There can be benefits to securing devices from hackers, Comey acknowledged, but he argued there are also "tremendous costs" to society by preventing law enforcement from obtaining evidence for investigations.

In their letter on Tuesday, the tech companies urged Obama to reject any proposal to weaken cybersecurity. The administration should instead focus on promoting wider adoption of strong encryption, the companies argued. "Strong encryption is the cornerstone of the modern information economy's security," they wrote.

Both Apple and Google recently made end-to-end encryption the default setting on their mobile operating systems.

But Comey warned that widespread encryption would put terrorists, spies, and criminals beyond the reach of law enforcement—even with court orders.

"I read this letter, and I think these folks don't see what I see or they're not fair-minded," Comey said Wednesday. "Either one of those things is depressing."

Michael Rogers, the director of the National Security Agency, outlined a compromise solution last month in which the government would have one key to the product and the company would keep the other.

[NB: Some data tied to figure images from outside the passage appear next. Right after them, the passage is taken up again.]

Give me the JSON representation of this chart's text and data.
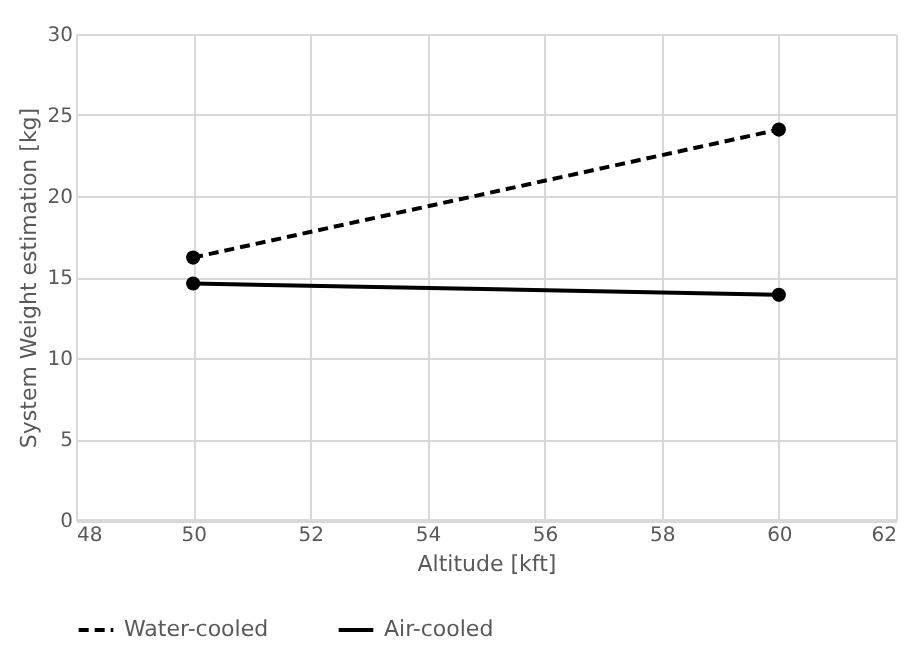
{
  "chart_data": {
    "type": "line",
    "xlabel": "Altitude [kft]",
    "ylabel": "System Weight estimation [kg]",
    "x": [
      50,
      60
    ],
    "series": [
      {
        "name": "Water-cooled",
        "color": "#000000",
        "line_style": "dashed",
        "values": [
          16.2,
          24.1
        ]
      },
      {
        "name": "Air-cooled",
        "color": "#000000",
        "line_style": "solid",
        "values": [
          14.6,
          13.9
        ]
      }
    ],
    "xlim": [
      48,
      62
    ],
    "xticks": [
      48,
      50,
      52,
      54,
      56,
      58,
      60,
      62
    ],
    "ylim": [
      0,
      30
    ],
    "yticks": [
      0,
      5,
      10,
      15,
      20,
      25,
      30
    ],
    "grid": true,
    "legend": "bottom",
    "marker": "circle"
  }
}
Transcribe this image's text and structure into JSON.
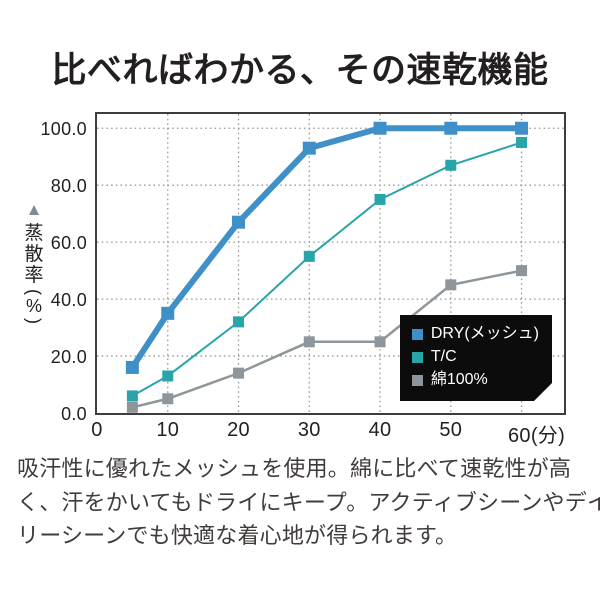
{
  "page": {
    "title": "比べればわかる、その速乾機能",
    "description_lines": [
      "吸汗性に優れたメッシュを使用。綿に比べて速乾性が高",
      "く、汗をかいてもドライにキープ。アクティブシーンやデイ",
      "リーシーンでも快適な着心地が得られます。"
    ]
  },
  "chart_data": {
    "type": "line",
    "title": "",
    "xlabel": "",
    "ylabel": "蒸散率(%)",
    "ylabel_marker": "▲",
    "ylabel_chars": [
      "蒸",
      "散",
      "率"
    ],
    "ylabel_unit": "(%)",
    "x_unit": "分",
    "x": [
      5,
      10,
      20,
      30,
      40,
      50,
      60
    ],
    "series": [
      {
        "id": "dry-mesh",
        "name": "DRY(メッシュ)",
        "color": "#3f90c8",
        "line_width": 6,
        "marker_size": 13,
        "values": [
          16,
          35,
          67,
          93,
          100,
          100,
          100
        ]
      },
      {
        "id": "tc",
        "name": "T/C",
        "color": "#29a4a9",
        "line_width": 2,
        "marker_size": 11,
        "values": [
          6,
          13,
          32,
          55,
          75,
          87,
          95
        ]
      },
      {
        "id": "cotton-100",
        "name": "綿100%",
        "color": "#8e969b",
        "line_width": 2.5,
        "marker_size": 11,
        "values": [
          2,
          5,
          14,
          25,
          25,
          45,
          50
        ]
      }
    ],
    "xticks": [
      {
        "v": 0,
        "label": "0"
      },
      {
        "v": 10,
        "label": "10"
      },
      {
        "v": 20,
        "label": "20"
      },
      {
        "v": 30,
        "label": "30"
      },
      {
        "v": 40,
        "label": "40"
      },
      {
        "v": 50,
        "label": "50"
      },
      {
        "v": 60,
        "label": "60(分)",
        "dx": 15
      }
    ],
    "yticks": [
      {
        "v": 0,
        "label": "0.0"
      },
      {
        "v": 20,
        "label": "20.0"
      },
      {
        "v": 40,
        "label": "40.0"
      },
      {
        "v": 60,
        "label": "60.0"
      },
      {
        "v": 80,
        "label": "80.0"
      },
      {
        "v": 100,
        "label": "100.0"
      }
    ],
    "xlim": [
      0,
      66
    ],
    "ylim": [
      0,
      105
    ],
    "grid": "dotted",
    "grid_color": "#9a9a9a",
    "frame_color": "#3d3d3d",
    "legend_position": "inside-bottom-right",
    "legend_bg": "#0c0c0c",
    "legend_text_color": "#ffffff"
  }
}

That proposal would ensure appropriate government access to information without undermining security, Rogers argued.

But many security experts doubt that such a solution could work.

"Whether you call them 'front doors' or 'back doors,' introducing intentional vulnerabilities into secure products for the government's use will make those products less secure against other attackers," the companies and groups wrote in their letter this week.